The researchers chose Qiagen’s Repli-g Midi kit for their whole genome-amplification process, which is based on the Phi29 DNA polymerase. That method, Hongoh said, shows less amplification bias than PCR-based methods, although the extent of bias depends on the sample.
“We actually experienced some difficult cases for other samples in which we could not reduce an extreme WGA bias by any modification of the procedure,” Hongoh said. He added that “the mechanism of biased amplification by Phi29 DNA polymerase is unknown.”
For Rs-D17, the scientists found less than 6-fold amplification bias, which was “not fatal for completing the genome sequence,” Hongoh said.
To sequence the genome, they combined Sanger sequencing of a shotgun library, which covered the entire Rs-D17 genome, with two runs of pyrosequencing on the 454 GS 20, which covered about 98 percent of the genome with 42-fold redundancy.
That redundancy, Hongoh said, “was particularly important in our case” because WGA can generate chimeric sequences, “which can be identified and excluded by highly redundant sequences.”
Another advantage of 454 sequencing, he pointed out, is that unlike Sanger sequencing, it is free from cloning bias. However, Sanger sequencing is still needed because homopolymers “occasionally cannot be correctly read by [the] GS 20,” he said.
Combining and analyzing 30 contigs from 454 data with Sanger data “provided the finished, complete circular chromosomal sequence, which contains no gaps,” said Atsushi Toyoda, a senior scientist in the Genomic Sciences Center at RIKEN who was also involved in the project.
The method is limited by the large number of bacterial cells that must be available at the start. For example, Hongoh said that when he tried using just a few Rs-D17 cells as a template for the amplification, he observed too much bias to proceed. He estimated that between a hundred and a thousand cells are needed to obtain a complete, or at least near-complete, genome sequence.
Hongoh said that several research groups are currently trying to isolate single bacterial cells, and sequence their DNA following WGA, but “it is not easy to overcome the problems caused by contamination, biased amplification, and chimera formation. Thus, reconstruction of complete or nearly complete genome sequences from single bacterial cells is still not practical.”
For example, last fall, researchers at Stanford University led by Steve Quake used a microfluidic chip to isolate individual E. coli cells, and amplified their DNA by multiple displacement amplification in small reaction volumes and suggested that it may be possible to sequence and assemble full genomes with this method (see In Sequence 9/25/2007).
The Japanese researchers’ current approach could be applied to other symbiotic bacteria, Hongoh said, “as long as hundreds of nearly clonal cells can be collected by means of micromanipulation, microdissection, or centrifugation.”

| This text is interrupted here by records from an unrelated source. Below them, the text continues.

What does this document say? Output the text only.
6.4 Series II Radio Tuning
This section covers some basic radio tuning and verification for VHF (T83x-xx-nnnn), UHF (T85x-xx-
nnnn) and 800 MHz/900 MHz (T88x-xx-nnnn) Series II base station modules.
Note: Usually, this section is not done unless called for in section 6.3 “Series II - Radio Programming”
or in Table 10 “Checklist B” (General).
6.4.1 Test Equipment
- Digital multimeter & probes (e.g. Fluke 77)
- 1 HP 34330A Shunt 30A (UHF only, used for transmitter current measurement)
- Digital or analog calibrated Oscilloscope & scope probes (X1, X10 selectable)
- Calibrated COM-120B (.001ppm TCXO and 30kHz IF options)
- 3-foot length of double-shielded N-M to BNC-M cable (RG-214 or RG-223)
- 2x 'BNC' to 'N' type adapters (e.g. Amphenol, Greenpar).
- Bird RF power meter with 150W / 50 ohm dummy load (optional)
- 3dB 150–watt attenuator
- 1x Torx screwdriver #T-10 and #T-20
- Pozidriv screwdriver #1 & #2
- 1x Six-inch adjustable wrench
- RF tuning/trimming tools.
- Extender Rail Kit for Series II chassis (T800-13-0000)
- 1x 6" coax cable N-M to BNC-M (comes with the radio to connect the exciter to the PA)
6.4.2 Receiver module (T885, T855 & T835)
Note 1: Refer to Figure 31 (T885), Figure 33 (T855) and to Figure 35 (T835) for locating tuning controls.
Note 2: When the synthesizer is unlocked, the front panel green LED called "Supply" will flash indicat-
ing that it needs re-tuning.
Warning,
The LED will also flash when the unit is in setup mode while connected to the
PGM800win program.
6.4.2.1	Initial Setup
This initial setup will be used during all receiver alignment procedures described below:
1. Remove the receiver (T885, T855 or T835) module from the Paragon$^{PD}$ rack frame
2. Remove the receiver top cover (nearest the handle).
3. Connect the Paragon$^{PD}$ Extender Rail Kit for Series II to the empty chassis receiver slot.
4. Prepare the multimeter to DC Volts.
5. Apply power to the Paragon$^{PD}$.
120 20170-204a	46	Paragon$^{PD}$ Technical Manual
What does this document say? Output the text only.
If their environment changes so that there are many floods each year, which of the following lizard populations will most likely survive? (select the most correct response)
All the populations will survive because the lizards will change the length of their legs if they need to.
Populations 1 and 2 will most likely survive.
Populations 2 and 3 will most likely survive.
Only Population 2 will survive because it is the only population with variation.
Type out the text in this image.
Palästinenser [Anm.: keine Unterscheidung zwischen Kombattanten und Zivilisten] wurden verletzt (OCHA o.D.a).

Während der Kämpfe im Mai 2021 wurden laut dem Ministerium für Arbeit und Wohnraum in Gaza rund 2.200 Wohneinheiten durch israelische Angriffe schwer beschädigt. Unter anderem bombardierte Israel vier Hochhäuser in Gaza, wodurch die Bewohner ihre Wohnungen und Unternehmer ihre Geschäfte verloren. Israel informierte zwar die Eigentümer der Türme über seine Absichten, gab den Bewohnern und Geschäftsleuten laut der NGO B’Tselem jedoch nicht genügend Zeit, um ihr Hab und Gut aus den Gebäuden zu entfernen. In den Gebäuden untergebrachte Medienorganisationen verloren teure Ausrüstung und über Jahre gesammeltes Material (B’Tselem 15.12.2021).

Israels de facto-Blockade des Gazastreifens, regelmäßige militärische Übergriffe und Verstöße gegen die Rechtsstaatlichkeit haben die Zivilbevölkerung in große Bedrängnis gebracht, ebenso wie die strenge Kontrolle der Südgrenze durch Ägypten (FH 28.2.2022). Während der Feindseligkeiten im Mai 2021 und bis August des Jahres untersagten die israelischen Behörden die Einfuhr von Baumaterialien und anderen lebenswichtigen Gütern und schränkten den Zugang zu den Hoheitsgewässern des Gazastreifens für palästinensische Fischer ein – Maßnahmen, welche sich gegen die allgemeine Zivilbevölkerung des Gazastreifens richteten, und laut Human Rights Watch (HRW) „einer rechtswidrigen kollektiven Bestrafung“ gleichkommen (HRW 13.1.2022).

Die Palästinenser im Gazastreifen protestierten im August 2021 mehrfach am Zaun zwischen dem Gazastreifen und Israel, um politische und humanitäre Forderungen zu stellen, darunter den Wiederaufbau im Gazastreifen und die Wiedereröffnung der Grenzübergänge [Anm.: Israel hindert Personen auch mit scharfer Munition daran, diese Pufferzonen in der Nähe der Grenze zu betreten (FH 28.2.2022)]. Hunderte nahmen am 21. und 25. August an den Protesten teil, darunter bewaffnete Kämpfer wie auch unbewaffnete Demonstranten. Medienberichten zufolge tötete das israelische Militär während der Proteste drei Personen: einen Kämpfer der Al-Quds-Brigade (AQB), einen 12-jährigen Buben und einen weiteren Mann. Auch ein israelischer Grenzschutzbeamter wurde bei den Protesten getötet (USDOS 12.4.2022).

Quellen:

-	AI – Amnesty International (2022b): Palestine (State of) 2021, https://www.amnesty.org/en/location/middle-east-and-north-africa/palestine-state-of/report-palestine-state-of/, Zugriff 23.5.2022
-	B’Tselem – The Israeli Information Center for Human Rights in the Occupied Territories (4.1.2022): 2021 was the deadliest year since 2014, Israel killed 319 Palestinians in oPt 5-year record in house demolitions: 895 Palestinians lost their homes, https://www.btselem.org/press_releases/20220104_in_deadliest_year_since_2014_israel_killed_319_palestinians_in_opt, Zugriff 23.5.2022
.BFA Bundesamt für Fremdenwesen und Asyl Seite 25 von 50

Termite guts, for example, harbor other “dominant bacterial species,” and other insects contain “one or a few species-specific uncultivable endosymbionts” that could be analyzed using the same strategy, he said.
In order to make their approach applicable to uncultivable free-living bacteria, which are less easy to collect in the hundreds, Hongoh and his colleagues are planning to use improved flow cytometry methods to collect “nearly homogeneous cells” from environmental samples.
Hongoh said he also believes the method could be applied to generate draft genome sequences of eukaryotic microbes that cannot be cultivated.